Plaintiff Patricia Villa (“Plaintiff”) was a low-level manager at CavaMezze Grill Mosaic, LLC (“Mosaic”), a wholly owned subsidiary of CavaMezze Grill, LLC (“CMG”). On October 28, 2013, Plaintiff called Rob Gresham, CMG’s Director of Operations, and reported that Judy Bonilla, a former employee, had told Plaintiff that Marcelo Butron, the general manager, had offered to give Bonilla a raise in exchange for sex. Additionally, Plaintiff told Gresham that she suspected another former employee, Jessica Arias, had left because Butron made Arias a similar offer. Gresham reviewed the investigations and contacted Bonilla and Arias, who both denied the allegations. Accordingly, he concluded that Plaintiff made up the allegations and he terminated her for making a false report. Plaintiff filed a retaliation complaint with the Fairfax County, Virginia, Office of Human Rights, which was cross-filed with the federal Equal Employment Opportunity Commission (“EEOC”). Subsequently, Plaintiff filed the instant suit alleging Title VII discrimination in federal district court. Significantly, in her deposition, Bonilla admitted that Plaintiff accurately reported her allegation of sexual harassment but that, unbeknownst to Plaintiff, the improper conduct never occurred. The district court granted summary judgment against Plaintiff’s Title VII retaliation claim, finding that Plaintiff had failed to establish a genuine factual dispute showing that retaliation was the but-for cause of her termination.

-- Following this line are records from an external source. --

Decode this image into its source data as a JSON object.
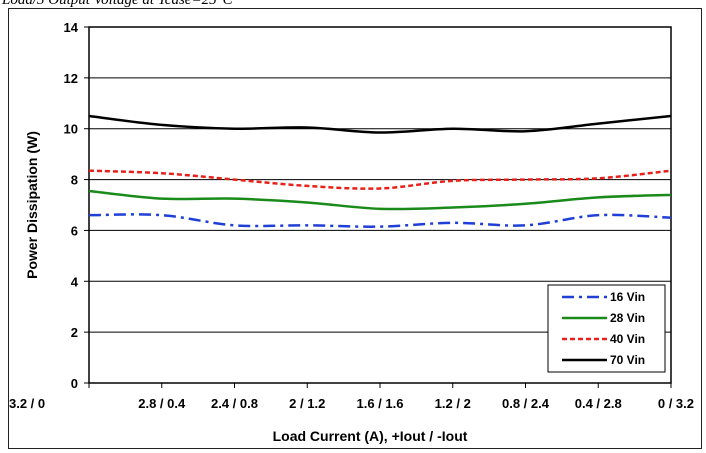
{
  "caption": "Load/3 Output Voltage at Tcase=25°C",
  "chart_data": {
    "type": "line",
    "title": "",
    "xlabel": "Load Current (A), +Iout / -Iout",
    "ylabel": "Power Dissipation (W)",
    "categories": [
      "3.2 / 0",
      "2.8 / 0.4",
      "2.4 / 0.8",
      "2 / 1.2",
      "1.6 / 1.6",
      "1.2 / 2",
      "0.8 / 2.4",
      "0.4 / 2.8",
      "0 / 3.2"
    ],
    "ylim": [
      0,
      14
    ],
    "yticks": [
      "0",
      "2",
      "4",
      "6",
      "8",
      "10",
      "12",
      "14"
    ],
    "grid": true,
    "legend_position": "bottom-right",
    "series": [
      {
        "name": "16 Vin",
        "color": "#1f3fd6",
        "dash": "dash-dot",
        "values": [
          6.6,
          6.6,
          6.2,
          6.2,
          6.15,
          6.3,
          6.2,
          6.6,
          6.5
        ]
      },
      {
        "name": "28 Vin",
        "color": "#1a8a1a",
        "dash": "solid",
        "values": [
          7.55,
          7.25,
          7.25,
          7.1,
          6.85,
          6.9,
          7.05,
          7.3,
          7.4
        ]
      },
      {
        "name": "40 Vin",
        "color": "#e8201a",
        "dash": "dotted",
        "values": [
          8.35,
          8.25,
          8.0,
          7.75,
          7.65,
          7.95,
          8.0,
          8.05,
          8.35
        ]
      },
      {
        "name": "70 Vin",
        "color": "#000000",
        "dash": "solid",
        "values": [
          10.5,
          10.15,
          10.0,
          10.05,
          9.85,
          10.0,
          9.9,
          10.2,
          10.5
        ]
      }
    ]
  }
}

On appeal, the Fourth Circuit affirmed the district court’s grant of summary judgment against the Plaintiff. First, the court reasoned that “firing an employee for knowingly fabricating an allegation relating to a Title VII violation does not run afoul of the opposition clause.” Additionally, the court reasoned that, because CMG fired the Plaintiff after conducting an investigation into her allegations and making a good faith determination that Plaintiff fabricated the allegations, the termination was retaliatory. The court additionally reasoned that Crawford v. Metropolitan Government of Nashville & Davidson County, 555 U.S. 271 (2009) and Burlington Northern & Santa Fe Railway Co. v. White, 548 U.S. 53 (2006) did not support taking away the statutory requirement of a retaliatory motive. Lastly, the reasonableness of CMG’s investigation did nothing to help Plaintiff’s case when she conceded that her termination was not pre-textual.
Accordingly, the Fourth Circuit affirmed the district court’s ruling to grant summary judgment against the Plaintiff.